Chinese automakers allegedly demanded 25% import taxes on EU rivals’ automobiles if tariffs are imposed on Chinese vehicles during a closed-door meeting.
European carmakers demanded it at China’s Ministry of Commerce’s closed-door meeting.
This legislation targets EU cars with large petrol engines.
Last week, the EU threatened Chinese EV firms with 38% tariffs beginning July 4.
CCTV’s social media feed reported four Chinese and six European automakers at the Beijing meeting.
Volkswagen said BBC it attended the conference but would not comment on the topics.
BMW and Porsche, among other European companies, declined BBC requests for comment.
“China’s car companies called on the government to adopt firm countermeasures against the EU,” the survey said.
“It is suggested that within the limits allowed by Word Trade Organization rules, a higher provisional tariff be imposed on large-displacement petrol vehicles imported from Europe.”
Last month, the state-run Global Times proposed 25% taxes on gasoline cars above 2.5 liters.
For “luxury or ultra-luxury” cars, “an additional tax is not likely to make much of a difference on volumes,” Automobility expert Bill Russo told the BBC.

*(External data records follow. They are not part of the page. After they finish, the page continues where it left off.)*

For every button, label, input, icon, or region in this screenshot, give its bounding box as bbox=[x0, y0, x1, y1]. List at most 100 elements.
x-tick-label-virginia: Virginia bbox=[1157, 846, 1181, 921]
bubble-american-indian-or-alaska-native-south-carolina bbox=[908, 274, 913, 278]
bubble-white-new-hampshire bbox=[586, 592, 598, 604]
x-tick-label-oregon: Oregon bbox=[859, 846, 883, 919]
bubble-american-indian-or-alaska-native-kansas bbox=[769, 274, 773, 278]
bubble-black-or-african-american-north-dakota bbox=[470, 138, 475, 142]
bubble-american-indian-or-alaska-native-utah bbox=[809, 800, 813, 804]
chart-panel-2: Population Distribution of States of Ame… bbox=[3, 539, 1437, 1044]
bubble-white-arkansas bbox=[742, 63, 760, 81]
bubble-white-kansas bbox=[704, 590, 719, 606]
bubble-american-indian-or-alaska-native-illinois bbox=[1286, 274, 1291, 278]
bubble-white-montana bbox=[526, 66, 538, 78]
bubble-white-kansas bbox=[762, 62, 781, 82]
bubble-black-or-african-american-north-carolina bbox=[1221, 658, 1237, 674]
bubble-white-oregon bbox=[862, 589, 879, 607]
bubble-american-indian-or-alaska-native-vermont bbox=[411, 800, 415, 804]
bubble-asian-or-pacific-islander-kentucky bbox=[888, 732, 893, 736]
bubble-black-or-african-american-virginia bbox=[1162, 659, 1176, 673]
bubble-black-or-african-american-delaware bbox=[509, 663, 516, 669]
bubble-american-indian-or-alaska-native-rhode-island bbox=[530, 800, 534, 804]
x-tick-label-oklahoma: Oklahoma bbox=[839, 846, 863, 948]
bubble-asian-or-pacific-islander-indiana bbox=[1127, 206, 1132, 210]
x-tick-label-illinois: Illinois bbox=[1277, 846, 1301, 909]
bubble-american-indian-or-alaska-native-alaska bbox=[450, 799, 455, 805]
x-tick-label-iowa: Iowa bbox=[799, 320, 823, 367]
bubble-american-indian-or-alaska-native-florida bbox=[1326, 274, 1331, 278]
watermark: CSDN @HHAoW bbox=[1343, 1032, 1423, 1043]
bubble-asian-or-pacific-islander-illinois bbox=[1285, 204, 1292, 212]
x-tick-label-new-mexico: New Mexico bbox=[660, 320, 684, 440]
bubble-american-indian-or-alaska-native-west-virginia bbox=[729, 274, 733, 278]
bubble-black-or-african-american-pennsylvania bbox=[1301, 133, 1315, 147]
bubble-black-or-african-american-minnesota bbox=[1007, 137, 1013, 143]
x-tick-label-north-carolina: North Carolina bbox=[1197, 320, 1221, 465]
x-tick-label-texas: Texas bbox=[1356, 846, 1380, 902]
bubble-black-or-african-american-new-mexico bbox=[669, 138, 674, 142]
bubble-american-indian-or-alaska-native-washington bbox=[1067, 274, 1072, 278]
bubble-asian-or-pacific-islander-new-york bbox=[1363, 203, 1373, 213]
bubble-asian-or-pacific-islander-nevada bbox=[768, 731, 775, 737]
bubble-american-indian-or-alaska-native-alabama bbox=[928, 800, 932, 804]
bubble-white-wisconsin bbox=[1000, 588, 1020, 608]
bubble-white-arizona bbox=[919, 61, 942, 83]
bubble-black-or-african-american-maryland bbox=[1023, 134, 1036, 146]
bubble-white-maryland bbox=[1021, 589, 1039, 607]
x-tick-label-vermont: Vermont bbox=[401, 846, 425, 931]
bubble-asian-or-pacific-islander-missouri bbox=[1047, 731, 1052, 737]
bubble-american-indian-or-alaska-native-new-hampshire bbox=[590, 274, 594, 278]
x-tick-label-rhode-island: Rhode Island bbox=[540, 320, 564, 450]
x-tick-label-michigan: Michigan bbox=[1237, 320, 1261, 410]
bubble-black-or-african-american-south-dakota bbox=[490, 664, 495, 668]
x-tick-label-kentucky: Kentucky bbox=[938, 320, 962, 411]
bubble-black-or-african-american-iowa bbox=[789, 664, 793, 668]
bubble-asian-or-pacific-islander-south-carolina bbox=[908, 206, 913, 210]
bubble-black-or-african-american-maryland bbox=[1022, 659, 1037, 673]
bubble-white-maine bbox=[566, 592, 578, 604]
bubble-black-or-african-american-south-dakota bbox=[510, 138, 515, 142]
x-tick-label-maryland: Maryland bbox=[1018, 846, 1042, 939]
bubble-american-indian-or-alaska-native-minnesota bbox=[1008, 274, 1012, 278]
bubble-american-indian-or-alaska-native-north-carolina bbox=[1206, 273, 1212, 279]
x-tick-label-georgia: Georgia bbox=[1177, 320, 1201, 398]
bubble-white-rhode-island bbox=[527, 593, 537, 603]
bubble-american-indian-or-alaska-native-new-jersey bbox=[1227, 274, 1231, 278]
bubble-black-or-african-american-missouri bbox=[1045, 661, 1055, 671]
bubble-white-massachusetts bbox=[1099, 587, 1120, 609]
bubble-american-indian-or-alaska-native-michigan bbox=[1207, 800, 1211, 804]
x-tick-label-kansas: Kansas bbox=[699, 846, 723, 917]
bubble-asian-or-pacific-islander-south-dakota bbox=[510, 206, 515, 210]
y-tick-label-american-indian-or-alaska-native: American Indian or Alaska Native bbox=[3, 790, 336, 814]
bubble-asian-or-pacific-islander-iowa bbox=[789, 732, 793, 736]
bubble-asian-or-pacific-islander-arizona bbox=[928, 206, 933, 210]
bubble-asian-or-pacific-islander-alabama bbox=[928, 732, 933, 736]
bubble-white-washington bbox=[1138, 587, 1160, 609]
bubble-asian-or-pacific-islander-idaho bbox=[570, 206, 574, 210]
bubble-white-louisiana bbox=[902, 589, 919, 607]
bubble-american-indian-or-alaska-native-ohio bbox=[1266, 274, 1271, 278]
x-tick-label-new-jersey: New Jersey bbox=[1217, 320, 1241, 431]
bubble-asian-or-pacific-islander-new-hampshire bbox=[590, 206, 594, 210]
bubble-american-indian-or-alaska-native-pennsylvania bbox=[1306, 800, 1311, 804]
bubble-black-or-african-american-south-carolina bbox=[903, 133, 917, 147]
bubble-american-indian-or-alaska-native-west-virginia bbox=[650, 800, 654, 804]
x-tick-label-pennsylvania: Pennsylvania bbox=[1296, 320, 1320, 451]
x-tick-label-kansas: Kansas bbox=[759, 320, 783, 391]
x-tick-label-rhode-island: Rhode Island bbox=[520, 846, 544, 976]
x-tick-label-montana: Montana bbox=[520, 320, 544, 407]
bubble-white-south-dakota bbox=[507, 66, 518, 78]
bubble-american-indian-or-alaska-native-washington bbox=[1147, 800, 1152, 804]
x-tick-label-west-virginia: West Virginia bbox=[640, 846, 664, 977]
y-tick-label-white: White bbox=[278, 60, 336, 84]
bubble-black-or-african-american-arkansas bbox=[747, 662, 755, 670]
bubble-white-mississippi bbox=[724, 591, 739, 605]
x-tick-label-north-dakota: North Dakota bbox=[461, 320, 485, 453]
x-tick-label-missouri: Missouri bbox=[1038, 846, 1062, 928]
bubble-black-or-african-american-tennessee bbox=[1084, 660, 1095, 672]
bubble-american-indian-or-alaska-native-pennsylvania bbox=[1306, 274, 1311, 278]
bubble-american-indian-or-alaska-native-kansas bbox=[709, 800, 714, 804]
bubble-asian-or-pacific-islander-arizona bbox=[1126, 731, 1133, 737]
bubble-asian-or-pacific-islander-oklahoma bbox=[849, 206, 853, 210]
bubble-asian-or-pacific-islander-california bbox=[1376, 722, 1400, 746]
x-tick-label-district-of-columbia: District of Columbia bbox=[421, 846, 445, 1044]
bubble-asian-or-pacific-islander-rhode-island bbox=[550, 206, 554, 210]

The European Commission (EC) “provisionally concluded” on Monday that Chinese EV companies may face tariffs “should discussions with Chinese authorities not lead to an effective solution.”
Compliance with the October inquiry would cost firms 21%, while noncompliance might cost 38.1%.
These levies would supplement China’s 10% electric car tax.
Last month, the US brazenly hiked its tariff on Chinese electric cars from 25% to 100%, prompting EU intervention.
Chinese officials have called the judgments protectionist and retaliated.
China started scrutinizing European pork supplies last week.
China started probing EU and US chemical exports last month.